Ntambila Simon Daud Masungulwa, (he/him),Virginia Tech, Blacksburg, Virginia, United States. dntambila@vt.edu
D. Sarah Stamps, Virginia Tech, Blacksburg, Virginia, United States. dstamps@vt.edu
Maurizio Battaglia, The University of Rome, Italy Rome , Italy. maurizio.battaglia@uniroma1.it
Mong-Han Huang, University of Maryland, College Park, Maryland, United States. mhhuang@umd.edu
Elifuraha Saria, Ardhi University, Dar es Salaam, , Tanzania. saria.elifuraha@gmail.com
Kang-Hyeun Ji, KIGAM, Daejeon, , Korea, South. khji@kigam.re.kr
Kelsey Popolizio, Virginia Tech, Blacksburg, Virginia, United States. kelspop@vt.edu

The active volcano Ol Doinyo Lengai is located in the magma-rich southern Eastern Branch of the East African Rift and erupts unique low-temperature carbonatites.

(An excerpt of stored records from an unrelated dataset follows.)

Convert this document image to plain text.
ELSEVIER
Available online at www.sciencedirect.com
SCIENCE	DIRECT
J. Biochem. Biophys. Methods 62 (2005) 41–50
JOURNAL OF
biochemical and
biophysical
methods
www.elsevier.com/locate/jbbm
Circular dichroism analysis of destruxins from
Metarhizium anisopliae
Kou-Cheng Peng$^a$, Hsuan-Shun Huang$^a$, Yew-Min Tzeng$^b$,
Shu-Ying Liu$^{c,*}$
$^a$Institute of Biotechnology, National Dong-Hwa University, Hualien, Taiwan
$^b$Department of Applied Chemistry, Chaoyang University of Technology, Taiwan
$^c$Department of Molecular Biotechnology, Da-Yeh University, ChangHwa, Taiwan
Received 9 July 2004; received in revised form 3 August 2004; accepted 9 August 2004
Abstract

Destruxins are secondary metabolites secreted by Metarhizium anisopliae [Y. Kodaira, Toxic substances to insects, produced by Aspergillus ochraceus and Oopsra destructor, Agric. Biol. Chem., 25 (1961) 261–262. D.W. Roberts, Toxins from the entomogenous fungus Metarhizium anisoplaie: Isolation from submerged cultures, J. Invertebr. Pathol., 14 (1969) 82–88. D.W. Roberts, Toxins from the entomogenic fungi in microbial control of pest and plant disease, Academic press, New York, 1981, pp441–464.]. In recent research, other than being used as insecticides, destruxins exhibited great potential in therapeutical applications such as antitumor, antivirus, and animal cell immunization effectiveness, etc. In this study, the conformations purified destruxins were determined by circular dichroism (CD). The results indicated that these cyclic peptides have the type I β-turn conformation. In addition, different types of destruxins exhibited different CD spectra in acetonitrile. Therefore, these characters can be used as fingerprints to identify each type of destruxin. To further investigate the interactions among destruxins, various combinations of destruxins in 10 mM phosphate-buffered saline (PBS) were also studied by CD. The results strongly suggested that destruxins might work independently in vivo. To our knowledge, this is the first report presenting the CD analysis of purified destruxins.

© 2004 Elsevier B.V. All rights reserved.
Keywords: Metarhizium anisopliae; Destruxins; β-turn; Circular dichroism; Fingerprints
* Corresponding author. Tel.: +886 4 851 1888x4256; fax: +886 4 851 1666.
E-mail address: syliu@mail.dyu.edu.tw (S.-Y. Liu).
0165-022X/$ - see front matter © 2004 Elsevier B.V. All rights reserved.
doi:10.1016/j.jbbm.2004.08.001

Between 2007 and 2010, the volcano had several explosions and erupted with ash falls, and lava flows (VEI 3) that caused damage to the nearby communities. Although this volcano has been studied for decades, its plumbing system is still poorly understood, in part, because of the lack of precise observations of surface deformation during periods of quiet and unrest. This study investigates the volcanic plumbing system of Ol Doinyo Lengai and surroundings using data from the permanent Global Navigation Satellite System (GNSS) network monitoring the volcano called TZVOLCANO and Interferometric Synthetic Aperture Radar (InSAR) observations. We calculate velocities for 6 continuously operating GNSS sites distributed around Ol Doinyo Lengai for a timespan between 2016 and 2021 and also process InSAR data for nearly the same time-period to constrain surface motions. We then use the GNSS deformation signals and InSAR observations to solve for magma sources embedded in a homogeneous and elastic half space using the USGS inversion code dMODELS. Both GNSS and InSAR inversion results quantify a deflating spherical geometry source at a depth of ~1.3 km with a volume change ∆V of -0.05 ± 0.01x106m3 located east of Ol Doinyo Lengai and southwest of the dormant volcano Gelai. InSAR inversions alone also suggest a closing dike model at a depth of ~9 km similar to the location resolved for the 2007 Ol Doinyo Lengai dike. This work suggests a shallow magma reservoir exists east of Ol Doinyo Lengai and that the 2007 dike is actively contracting. This magma source influences the onset, size, duration and hazard of eruptions of the volcano, and plays a significant role in triggering slip on border faults during early phases of continental rifting through stress transfer.